A verdade dos factos

Esta semana tive que comprar Quitoso para lavar o cabelo da Maria. Como tenho algum desconto na farmácia, paguei 21 euros. E eu pergunto-me, se um simples pequeno frasco de Quitoso custa esta barbaridade, como não há-de um T2 para viver custar uma renda de 1000 euros por mês? A simples água para beber está caríssima. Tomem nota: chegará o dia em que vamos pagar uma taxa pelo ar que respiramos.

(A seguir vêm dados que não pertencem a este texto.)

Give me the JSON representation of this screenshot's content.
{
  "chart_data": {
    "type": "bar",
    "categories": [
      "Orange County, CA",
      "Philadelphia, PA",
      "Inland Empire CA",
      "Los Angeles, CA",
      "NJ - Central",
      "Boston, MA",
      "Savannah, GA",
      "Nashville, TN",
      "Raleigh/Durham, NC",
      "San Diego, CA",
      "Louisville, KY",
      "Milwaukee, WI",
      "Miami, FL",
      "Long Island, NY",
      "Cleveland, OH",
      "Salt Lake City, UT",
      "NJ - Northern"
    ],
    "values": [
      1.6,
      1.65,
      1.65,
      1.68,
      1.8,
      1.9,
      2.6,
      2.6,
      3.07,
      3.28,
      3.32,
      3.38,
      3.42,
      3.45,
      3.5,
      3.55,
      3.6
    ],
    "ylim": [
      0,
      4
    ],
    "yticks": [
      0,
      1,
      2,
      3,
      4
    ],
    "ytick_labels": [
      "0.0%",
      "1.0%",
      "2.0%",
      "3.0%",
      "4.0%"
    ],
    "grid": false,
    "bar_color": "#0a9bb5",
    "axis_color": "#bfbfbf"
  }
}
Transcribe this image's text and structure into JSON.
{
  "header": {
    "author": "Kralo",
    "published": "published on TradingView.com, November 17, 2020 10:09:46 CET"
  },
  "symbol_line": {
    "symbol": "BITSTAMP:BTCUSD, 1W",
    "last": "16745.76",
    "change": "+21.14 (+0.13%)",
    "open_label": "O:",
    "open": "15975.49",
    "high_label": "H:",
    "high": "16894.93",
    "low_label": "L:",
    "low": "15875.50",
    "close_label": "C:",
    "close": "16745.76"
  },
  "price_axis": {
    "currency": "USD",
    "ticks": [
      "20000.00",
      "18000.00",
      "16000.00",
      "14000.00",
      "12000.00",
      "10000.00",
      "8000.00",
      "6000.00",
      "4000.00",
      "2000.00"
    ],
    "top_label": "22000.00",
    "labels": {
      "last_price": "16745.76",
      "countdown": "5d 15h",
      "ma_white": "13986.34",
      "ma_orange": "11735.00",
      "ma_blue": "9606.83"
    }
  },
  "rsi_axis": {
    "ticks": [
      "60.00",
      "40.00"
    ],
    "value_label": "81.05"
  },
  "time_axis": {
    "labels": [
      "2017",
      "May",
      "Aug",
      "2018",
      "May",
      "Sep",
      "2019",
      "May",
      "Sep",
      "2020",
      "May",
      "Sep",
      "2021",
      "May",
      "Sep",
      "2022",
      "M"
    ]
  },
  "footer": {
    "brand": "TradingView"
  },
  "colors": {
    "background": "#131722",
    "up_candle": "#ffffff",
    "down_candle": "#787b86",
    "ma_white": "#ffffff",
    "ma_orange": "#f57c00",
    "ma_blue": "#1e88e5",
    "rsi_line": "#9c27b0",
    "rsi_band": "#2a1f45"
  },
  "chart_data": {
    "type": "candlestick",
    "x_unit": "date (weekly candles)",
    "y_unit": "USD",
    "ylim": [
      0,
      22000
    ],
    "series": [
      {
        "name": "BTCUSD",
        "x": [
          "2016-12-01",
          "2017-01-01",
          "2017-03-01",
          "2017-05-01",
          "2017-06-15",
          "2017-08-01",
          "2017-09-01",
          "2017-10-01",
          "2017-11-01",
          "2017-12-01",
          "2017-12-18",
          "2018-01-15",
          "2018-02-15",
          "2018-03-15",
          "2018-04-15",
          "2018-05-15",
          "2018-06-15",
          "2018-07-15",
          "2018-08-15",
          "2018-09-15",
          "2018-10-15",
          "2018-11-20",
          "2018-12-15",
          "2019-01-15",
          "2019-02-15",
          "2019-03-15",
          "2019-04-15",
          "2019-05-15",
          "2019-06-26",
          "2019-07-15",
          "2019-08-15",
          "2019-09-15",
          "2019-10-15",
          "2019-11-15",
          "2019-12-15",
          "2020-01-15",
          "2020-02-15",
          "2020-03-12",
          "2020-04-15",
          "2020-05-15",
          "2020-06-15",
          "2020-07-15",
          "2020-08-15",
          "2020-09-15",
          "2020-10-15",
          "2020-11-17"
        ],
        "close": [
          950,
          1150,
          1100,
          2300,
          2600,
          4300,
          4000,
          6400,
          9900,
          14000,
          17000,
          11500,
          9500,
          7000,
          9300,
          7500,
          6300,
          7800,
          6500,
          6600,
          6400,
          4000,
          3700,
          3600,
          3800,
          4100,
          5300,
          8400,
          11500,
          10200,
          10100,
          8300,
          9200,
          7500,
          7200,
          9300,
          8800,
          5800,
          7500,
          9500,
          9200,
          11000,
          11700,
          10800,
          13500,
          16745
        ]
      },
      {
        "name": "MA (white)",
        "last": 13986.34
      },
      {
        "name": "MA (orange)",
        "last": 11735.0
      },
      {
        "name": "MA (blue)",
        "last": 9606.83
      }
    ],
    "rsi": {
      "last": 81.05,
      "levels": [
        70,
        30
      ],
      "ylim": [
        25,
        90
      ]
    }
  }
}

As contas da vida deixam de bater certo.

A insana loucura destes tempos

Para qualquer lado que me vire, só ouço falar de mais uma família que ficou sem casa: todos ao monte para casa dos velhos outra vez, porque já ninguém consegue pagar rendas nesta cidade. E comprar casa só para os guiris, que o português comum não consegue. Anyway ninguém está feliz com as contas, nem quem comprou casa e está a pagar ao banco, nem quem tem que pagar o dobro para viver num espaço alugado, mais pequeno, com sorte na mesma cidade onde vive há uma vida inteira. 
E os velhos. Os velhos, que ainda há pouco se ouvia falar deles porque os filhos os abandonavam em lares, hospitais e à sua sorte, são agora os protagonistas, quem diria. São os mesmos velhos que agora recebem nas suas humildes casinhas os filhos mais velhos chegados com pintainhos debaixo da asa, para dormirem todos ao monte outra vez, como nos inícios dos tempos dos nossos pais.

Esta semana ouvia o discurso da Mariana Mortágua, e quanta razão lhe encontrei nas palavras e na revolta. Ainda se lembram de 2008? Do fenómeno do crescendo dos suicídios porque a crise e as dividas asfixiavam as gentes? Acho que estamos à porta de dias piores - muito piores - em pleno 2023.

Aqui no prédio onde moro, já quase não existem famílias. Só estudantes. E o ruído de obras tornou-se uma constante no nosso dia a dia cá em casa. Os senhorios apressam-se a expulsar quem cá vive, porque é o dinheirinho que comanda a vida e os sonhos.

Muito muito triste. E assustador.

Setembro de 2023

3 aninhos e tu já escreves o teu nome: Maria.

Fui eu quem te ensinou a escrever a tua primeira palavra, e os três primeiros números da tua vida. De resto filha a vida vai ser um rol de histórias e pensamentos - e tu gostas de palavras. E de contas de somar e de subtrair.

Que sejas sempre a menina mais feliz.